Several people wrote to report that clicker training would help and gave this site:
Last night a friend brought her young dog over to visit and play with my dogs. Moss is a young, really happy golden mix - just the kind of dog Rubi really hates. I let them all outside except for Rubi. After she had watched through the window for awhile and become accustomed to Moss's presence, I decided to let Rubi outside. Everything was fine and Rubi was just ignoring Moss but then she suddenly decided that Moss was evil. I am used to dealing with Rubi's problems and have developed quick reflexes, but this time I was up on the deck and could not get there quickly. As I took off, I started to yell at Rubi but before I even had the words out of my mouth and before I had reached the steps, Jagger came out of nowhere and broadsided Rubi, grabbed her by the neck and quickly pinned her. Moss escaped and Jagger let a very sheepish looking Rubi up. Rubi ran back to me looking very guilty with a vigilant Jagger right behind her. Jagger stood at the top of the steps, blocking Rubi from going back out to the yard, and Moss from coming up on the deck. I put Rubi back in the house and, satisfied, Jagger ran off to grab a toy and give it a victory shake. I thanked her and she looked quite proud of herself!Jennifer & Jagger the Protector
Trudy and Bud are doing well.....their relationship is evolving. Trudy at first put him off.....sort of like "cooties!" But she persisted and now they are playing well, she steals from him, he disciplines her when she is really obnoxious (she pulls out big wads of his fur).
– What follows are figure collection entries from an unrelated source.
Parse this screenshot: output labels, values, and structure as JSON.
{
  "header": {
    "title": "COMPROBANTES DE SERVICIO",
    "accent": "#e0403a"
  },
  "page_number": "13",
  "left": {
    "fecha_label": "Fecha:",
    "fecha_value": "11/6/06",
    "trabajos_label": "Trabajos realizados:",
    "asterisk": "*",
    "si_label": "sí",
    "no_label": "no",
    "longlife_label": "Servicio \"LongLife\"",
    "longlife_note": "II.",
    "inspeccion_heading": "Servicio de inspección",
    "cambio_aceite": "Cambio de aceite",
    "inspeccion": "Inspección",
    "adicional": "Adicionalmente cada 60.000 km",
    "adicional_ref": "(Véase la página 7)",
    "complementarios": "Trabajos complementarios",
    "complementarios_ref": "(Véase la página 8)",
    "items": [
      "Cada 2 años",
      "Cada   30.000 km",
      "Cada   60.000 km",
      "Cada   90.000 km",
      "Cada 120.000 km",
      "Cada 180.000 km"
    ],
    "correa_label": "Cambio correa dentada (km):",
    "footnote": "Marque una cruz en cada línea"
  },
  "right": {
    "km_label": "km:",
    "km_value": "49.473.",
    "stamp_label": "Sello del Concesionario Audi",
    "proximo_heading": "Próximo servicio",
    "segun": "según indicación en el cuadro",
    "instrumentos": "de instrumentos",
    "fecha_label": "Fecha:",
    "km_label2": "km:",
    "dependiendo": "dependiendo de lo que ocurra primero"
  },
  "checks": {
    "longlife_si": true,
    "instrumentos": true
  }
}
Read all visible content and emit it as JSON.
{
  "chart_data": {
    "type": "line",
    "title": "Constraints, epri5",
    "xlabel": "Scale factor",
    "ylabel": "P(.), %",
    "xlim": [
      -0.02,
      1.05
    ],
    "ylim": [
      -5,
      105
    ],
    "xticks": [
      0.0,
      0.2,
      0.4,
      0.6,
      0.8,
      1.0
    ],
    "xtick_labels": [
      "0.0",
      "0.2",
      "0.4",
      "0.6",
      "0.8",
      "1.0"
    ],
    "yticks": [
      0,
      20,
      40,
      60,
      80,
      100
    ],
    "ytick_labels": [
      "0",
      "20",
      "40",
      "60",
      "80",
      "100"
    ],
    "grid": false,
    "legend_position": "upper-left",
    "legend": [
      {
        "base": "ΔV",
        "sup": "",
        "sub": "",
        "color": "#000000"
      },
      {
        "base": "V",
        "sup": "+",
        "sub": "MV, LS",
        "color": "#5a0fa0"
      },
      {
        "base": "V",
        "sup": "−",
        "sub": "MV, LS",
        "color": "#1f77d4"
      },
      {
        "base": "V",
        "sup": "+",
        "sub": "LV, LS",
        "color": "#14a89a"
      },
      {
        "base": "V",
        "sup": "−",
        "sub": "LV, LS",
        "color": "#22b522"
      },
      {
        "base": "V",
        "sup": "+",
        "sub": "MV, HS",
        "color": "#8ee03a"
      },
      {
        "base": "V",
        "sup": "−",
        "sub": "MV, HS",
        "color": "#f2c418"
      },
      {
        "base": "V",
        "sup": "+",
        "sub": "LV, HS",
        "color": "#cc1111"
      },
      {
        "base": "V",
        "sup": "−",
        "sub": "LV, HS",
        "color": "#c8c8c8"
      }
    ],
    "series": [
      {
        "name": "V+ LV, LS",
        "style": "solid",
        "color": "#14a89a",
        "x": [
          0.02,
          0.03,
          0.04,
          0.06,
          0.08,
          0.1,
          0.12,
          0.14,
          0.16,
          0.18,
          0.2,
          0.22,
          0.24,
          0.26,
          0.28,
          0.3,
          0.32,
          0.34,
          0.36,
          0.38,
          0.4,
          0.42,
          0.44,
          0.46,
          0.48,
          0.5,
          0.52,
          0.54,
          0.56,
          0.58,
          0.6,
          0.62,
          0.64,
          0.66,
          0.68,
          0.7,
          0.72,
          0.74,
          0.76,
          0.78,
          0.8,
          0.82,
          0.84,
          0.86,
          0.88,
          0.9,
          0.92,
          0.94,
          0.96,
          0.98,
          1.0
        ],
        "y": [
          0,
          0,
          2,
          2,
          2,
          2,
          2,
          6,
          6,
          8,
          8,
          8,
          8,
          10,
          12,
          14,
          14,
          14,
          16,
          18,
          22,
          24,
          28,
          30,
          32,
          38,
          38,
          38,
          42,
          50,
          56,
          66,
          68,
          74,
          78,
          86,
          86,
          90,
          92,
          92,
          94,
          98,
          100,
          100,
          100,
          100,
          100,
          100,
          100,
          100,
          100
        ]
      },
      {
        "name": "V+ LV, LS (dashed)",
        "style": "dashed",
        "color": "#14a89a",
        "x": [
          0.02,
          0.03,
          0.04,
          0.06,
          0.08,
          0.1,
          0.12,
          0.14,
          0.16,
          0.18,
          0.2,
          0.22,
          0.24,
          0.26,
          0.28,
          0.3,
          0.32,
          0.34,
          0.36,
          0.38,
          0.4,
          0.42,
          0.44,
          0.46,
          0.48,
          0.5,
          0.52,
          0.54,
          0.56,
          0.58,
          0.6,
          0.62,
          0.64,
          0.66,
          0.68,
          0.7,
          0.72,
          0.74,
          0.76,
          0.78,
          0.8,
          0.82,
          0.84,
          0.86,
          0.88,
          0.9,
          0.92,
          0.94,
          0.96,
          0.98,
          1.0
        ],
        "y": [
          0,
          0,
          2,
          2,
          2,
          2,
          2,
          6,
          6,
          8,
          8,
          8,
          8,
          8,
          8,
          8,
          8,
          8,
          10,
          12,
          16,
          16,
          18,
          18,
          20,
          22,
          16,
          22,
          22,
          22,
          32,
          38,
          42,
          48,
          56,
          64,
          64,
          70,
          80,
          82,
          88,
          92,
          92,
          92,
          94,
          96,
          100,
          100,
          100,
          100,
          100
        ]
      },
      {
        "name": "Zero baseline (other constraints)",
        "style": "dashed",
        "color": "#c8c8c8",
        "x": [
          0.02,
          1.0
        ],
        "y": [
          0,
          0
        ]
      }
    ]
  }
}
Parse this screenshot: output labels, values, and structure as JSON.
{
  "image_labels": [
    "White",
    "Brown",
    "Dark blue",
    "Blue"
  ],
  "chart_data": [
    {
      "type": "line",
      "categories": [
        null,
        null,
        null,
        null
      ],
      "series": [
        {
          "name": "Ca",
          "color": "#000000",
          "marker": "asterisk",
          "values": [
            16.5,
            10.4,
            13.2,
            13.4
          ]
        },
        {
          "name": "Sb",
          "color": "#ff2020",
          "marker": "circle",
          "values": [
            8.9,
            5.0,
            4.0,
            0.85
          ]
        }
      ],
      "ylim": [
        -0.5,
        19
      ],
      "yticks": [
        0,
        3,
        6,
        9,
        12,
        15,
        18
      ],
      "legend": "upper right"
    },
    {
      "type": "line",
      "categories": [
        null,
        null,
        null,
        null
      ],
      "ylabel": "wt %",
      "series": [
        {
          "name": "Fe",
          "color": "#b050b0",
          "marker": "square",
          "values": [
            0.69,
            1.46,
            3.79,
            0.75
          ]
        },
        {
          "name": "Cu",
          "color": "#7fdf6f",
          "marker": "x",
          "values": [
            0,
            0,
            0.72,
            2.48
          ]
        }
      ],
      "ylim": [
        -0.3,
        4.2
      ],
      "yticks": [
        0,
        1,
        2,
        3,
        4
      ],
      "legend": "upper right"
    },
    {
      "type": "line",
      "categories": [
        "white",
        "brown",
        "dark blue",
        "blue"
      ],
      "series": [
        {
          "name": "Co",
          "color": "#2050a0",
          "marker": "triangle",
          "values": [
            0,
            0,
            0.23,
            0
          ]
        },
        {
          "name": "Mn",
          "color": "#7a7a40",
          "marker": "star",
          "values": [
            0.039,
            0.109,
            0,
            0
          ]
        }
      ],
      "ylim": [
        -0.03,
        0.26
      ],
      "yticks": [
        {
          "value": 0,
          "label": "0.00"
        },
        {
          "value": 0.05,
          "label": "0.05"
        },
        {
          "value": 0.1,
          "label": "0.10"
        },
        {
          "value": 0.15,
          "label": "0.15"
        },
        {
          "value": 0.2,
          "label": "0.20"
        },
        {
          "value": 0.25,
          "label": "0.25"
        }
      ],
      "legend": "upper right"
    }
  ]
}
A curled lip and audible snap she respects now. And a few times she has flown back at him with astounding conviction for a puppy! He just holds his head up, out of reach. But he has always allowed her to move into his food without a complaint. They both love their milk and cheese curd treats, and table scraps. She wolfs her treats down and dives into his unless I tell her no. He just backs off. And lately his deference has changed from puppy tolerance to deference to a female.
She is smart and biddable, but talks back when she doesn't like the orders. She knows "wait" well, learned it from Bud in one day, and will sit while we go out to the cows. And she'll stop nipping on command as well. She is interested in the cattle, but more cautious than Bud was (he wasn't!), and more submissive. Plenty of herding imstinct judging from my being subjected to heeling and crowding. Bud is teaching her plenty, from manners to household rules, to watchdogging. And the "where to poop" demos were a hoot! But they worked reasonably well. He has reverted to pooping away from the lawns again. And Trudy is reasonably reliable in the house now. So that's the puppy news.Ted
He was such a good boy... we went to a "Leonberger Party" up in Washington. About 6- 8 Leos were there, including one adolescent male who just didn't have very good doggy manners. He and another dog were starting to mix it up when Dover swept in, pushed himself right between these two (huge) dogs and got right in this guy's face. Dover told this dog, in no uncertain terms, to KNOCK IT OFF !, and then to hammer his message home he kept an eye on this dog for the rest of the day. When this dog ran around Dover would shadow him, and if he started misbehaving Dover would jump right on him -- barking, pushing, no taking any nonsense. His interventions were so quick and forceful I really can't tell you exactly how he got this K-9 "punk" to straighten up, but he did. Dog dynamics really are interesting. Despite being one of the smallest dogs there, and a visitor, there was no doubt as to who the boss was that afternoon. Dover didn't get in any fights (unlike Bri, who did not get along with another bitch), but he broke up several and kept everyone in line.
The attached photo show him, (wet from the sprinklers), following the Leo around.